Eventually one of two things happens. The person leaves, voluntarily or otherwise, carrying a story about themselves that the workplace wrote and they accidentally agreed to. Or they stay, and they master the performance of neurotypicality to a degree that impresses everyone and quietly hollows them out, and they wonder why they’re exhausted all the time when they’re so obviously good at their job.
Here is what’s actually happening, stated plainly enough that a performance review committee might conceivably understand it if someone left this article on their desk. Workplaces are not neutral environments. They are environments that were designed, largely without conscious intent but with considerable thoroughness, around a particular set of neurological assumptions. Meetings are the primary mode of information exchange, despite the fact that real-time verbal processing under social pressure is a specific skill that varies enormously across the population. Open-plan offices are the default physical environment, despite the fact that sensory regulation in a space with no acoustic separation requires ongoing effort that comes directly out of the cognitive budget available for actual work. Performance is assessed via annual reviews and line management relationships, both of which require the kind of consistent, warm, politically attuned social navigation that burns through an AuDHD brain’s available resources approximately three times faster than it does everyone else’s.
None of this was designed to exclude neurodivergent employees. It just does, reliably and comprehensively, in ways that look from the outside like individual failure rather than systematic design flaw. Which is convenient for the workplace, if we’re being honest about it.

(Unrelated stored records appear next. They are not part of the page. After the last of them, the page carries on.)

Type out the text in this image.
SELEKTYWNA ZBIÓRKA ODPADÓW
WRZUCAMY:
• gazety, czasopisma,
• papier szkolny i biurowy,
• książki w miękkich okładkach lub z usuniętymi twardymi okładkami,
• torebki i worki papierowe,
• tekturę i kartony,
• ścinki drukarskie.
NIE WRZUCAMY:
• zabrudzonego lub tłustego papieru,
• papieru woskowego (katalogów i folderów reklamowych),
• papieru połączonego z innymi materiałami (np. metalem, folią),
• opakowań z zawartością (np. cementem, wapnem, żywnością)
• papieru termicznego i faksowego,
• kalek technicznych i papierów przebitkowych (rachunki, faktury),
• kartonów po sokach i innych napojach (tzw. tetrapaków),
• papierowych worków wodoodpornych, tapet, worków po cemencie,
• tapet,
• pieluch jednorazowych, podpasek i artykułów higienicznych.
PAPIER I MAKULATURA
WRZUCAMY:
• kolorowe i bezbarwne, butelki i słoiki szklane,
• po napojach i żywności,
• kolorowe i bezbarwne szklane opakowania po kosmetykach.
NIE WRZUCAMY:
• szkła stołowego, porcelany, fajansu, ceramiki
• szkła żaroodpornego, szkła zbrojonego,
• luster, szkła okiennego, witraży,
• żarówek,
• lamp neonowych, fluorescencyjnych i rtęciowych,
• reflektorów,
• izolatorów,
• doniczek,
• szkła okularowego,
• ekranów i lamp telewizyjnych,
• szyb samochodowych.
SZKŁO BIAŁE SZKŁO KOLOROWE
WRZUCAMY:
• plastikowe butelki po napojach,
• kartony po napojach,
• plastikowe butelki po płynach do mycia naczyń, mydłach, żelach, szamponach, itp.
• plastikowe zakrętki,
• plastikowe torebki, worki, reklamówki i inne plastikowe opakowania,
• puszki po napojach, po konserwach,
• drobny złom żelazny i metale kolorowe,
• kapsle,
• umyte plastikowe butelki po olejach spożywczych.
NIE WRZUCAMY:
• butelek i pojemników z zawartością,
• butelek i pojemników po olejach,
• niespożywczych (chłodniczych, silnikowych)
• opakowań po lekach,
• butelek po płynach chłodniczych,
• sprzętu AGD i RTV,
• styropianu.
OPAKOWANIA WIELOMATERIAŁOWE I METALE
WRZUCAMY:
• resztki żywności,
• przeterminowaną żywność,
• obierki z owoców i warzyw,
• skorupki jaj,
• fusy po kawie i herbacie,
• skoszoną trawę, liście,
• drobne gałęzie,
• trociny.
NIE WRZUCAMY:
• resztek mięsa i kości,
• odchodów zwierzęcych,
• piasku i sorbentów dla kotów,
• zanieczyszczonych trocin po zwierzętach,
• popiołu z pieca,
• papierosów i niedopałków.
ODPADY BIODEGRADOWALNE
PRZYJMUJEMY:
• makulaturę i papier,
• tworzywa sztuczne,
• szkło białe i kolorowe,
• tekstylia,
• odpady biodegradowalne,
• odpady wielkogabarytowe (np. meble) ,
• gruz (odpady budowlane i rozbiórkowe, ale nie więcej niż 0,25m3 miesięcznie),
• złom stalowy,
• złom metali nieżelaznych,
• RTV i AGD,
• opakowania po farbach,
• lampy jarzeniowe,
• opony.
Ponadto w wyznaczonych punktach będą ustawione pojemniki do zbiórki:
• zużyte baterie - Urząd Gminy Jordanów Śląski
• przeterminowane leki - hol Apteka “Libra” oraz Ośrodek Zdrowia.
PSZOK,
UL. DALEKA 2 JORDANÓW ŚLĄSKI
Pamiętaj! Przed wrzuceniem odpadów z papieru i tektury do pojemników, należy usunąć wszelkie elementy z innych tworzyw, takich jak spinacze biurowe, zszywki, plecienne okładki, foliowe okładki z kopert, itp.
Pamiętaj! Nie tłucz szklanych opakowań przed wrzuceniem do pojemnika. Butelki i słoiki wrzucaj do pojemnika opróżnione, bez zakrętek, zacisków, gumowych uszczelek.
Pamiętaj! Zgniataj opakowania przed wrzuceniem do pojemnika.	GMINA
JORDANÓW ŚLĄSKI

The research on this is not subtle. Studies consistently show that neurodivergent employees report higher rates of workplace stress, more frequent job loss, and significantly lower rates of disclosure to employers than to clinicians, primarily because the experience of disclosing and subsequently being managed rather than accommodated is common enough to have become a considered risk calculation rather than a straightforward conversation. A 2021 study in the Journal of Autism and Developmental Disorders found that autistic adults in employment were three times more likely to be underemployed relative to their qualifications than their neurotypical peers. Not because the qualifications weren’t real. Because the gap between what they were capable of and what the environment allowed them to demonstrate was never accounted for in the job description.
What this means, practically, is that the question “why can’t you just…?” is the wrong question. It’s always been the wrong question. The right question is “what does this environment assume, and are those assumptions actually necessary for the work, or are they just what we’ve always done?” These are not the same question, and the distinction between them is the difference between an organisation that keeps losing its most interesting employees to burnout and misery, and one that has figured out that brilliant and difficult-to-manage in the current system are sometimes the same person viewed from different angles.
The neurodivergent employee is not the problem. The gap between their wiring and the workplace’s unexamined assumptions is the problem. Closing that gap is not charity. It is, rather boringly, just good management. The organisations that have worked this out tend to be considerably more interesting places to work, and considerably more capable of retaining the people who are genuinely good at the actual job rather than the performance of the job.
If you’ve spent a career being technically excellent and somehow continuously almost-but-not-quite, this is for you. The review was wrong. The question was always wrong. What was right was the thing you kept doing despite everything, which was the actual work.
References
Hedley, D., Uljarević, M., Cameron, L., Halder, S., Richdale, A., & Dissanayake, C. (2017). Employment programmes and interventions targeting adults with autism spectrum disorder: A systematic review of the literature. Autism, 21(8), 929–941.
Linden, M., & Milchus, K. (2014). Self-disclosed disability and workplace accommodation outcomes. Work, 48(4), 661–669.
Morris, R., Bauminger, N., Agam-Ben-Artzi, G., & Golan, O. (2021). Barriers to employment and experiences of workplace discrimination among autistic adults. Journal of Autism and Developmental Disorders, 51(4), 1408–1421.